The differential selection and rejection of microbial prey alters our understanding of carbon fate and nutrient cycling in the ocean. This project directly tests the effects of microbial surface properties on particle selection by globally abundant suspension feeders. Cell surface properties are known to be a fundamental aspect of predation avoidance in terrestrial microbes, but the role of microbial surface properties in avoiding or enhancing predation is a research frontier in ocean science. This knowledge gap limits understanding of microbial mortality, microbial loop function, and prediction of ecosystem response to future climate scenarios.

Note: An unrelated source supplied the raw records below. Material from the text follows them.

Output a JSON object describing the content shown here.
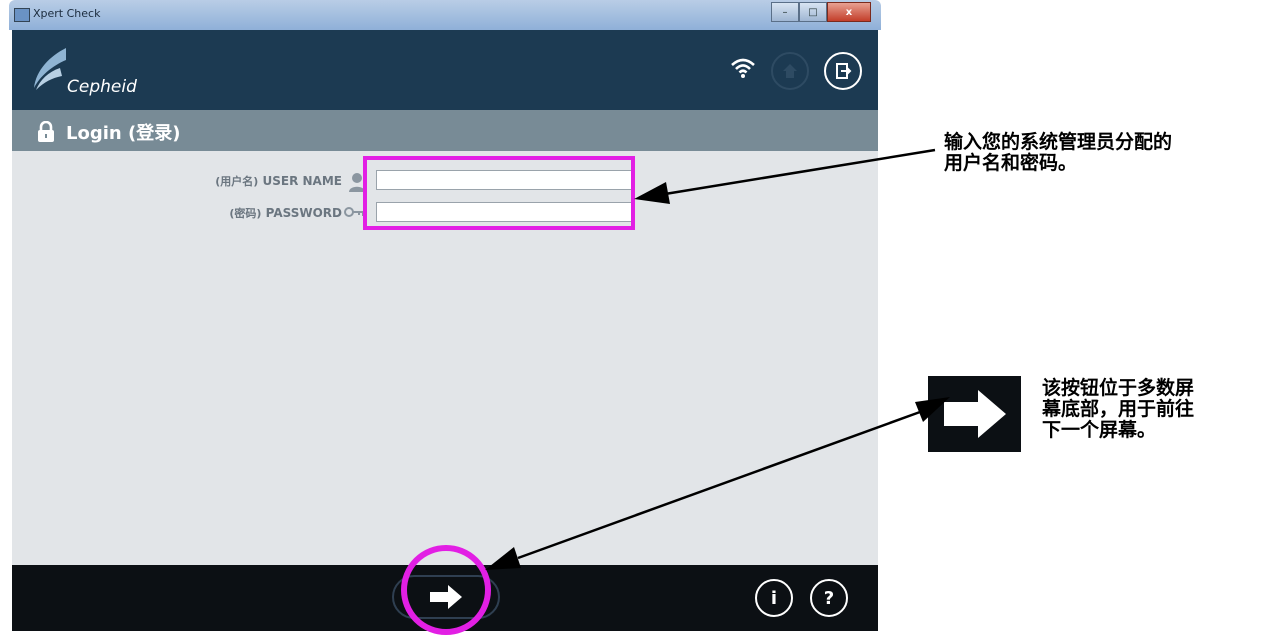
{
  "window": {
    "title": "Xpert Check",
    "buttons": {
      "minimize": "–",
      "maximize": "□",
      "close": "x"
    }
  },
  "header": {
    "logo_text": "Cepheid",
    "icons": [
      "wifi-icon",
      "home-icon",
      "exit-icon"
    ]
  },
  "login_bar": {
    "title": "Login (登录)"
  },
  "form": {
    "username": {
      "label_cn": "(用户名)",
      "label": "USER NAME",
      "value": ""
    },
    "password": {
      "label_cn": "(密码)",
      "label": "PASSWORD",
      "value": ""
    }
  },
  "footer": {
    "info_label": "i",
    "help_label": "?"
  },
  "annotations": {
    "credentials": [
      "输入您的系统管理员分配的",
      "用户名和密码。"
    ],
    "next_button": [
      "该按钮位于多数屏",
      "幕底部，用于前往",
      "下一个屏幕。"
    ]
  },
  "colors": {
    "header_bg": "#1c3a52",
    "login_bar_bg": "#788b96",
    "content_bg": "#e2e5e8",
    "footer_bg": "#0c1014",
    "highlight": "#e21fe4"
  }
}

This research links specific particle properties with ecologically-relevant trophic interactions through experiments with widespread suspension feeders representing major feeding strategies by copepod nauplii, pteropods, appendicularians, and echinoderm larvae. First, this project quantifies the surface properties of major marine microbial groups to inform feeding incubations with artificial prey. Second, artificial microspheres with varying surface properties are used in controlled laboratory feeding incubations to determine selectivity and third, to quantify particle fate from released fecal pellets and pseudofeces. Finally, the major marine microbial taxa in the guts of wild-caught suspension feeders are quantified using qPCR. This research forms an integrative approach, yet the results of each objective have scientific impact which can be applied to diverse fields beyond the ocean.

This award reflects NSF's statutory mission and has been deemed worthy of support through evaluation using the Foundation's intellectual merit and broader impacts review criteria.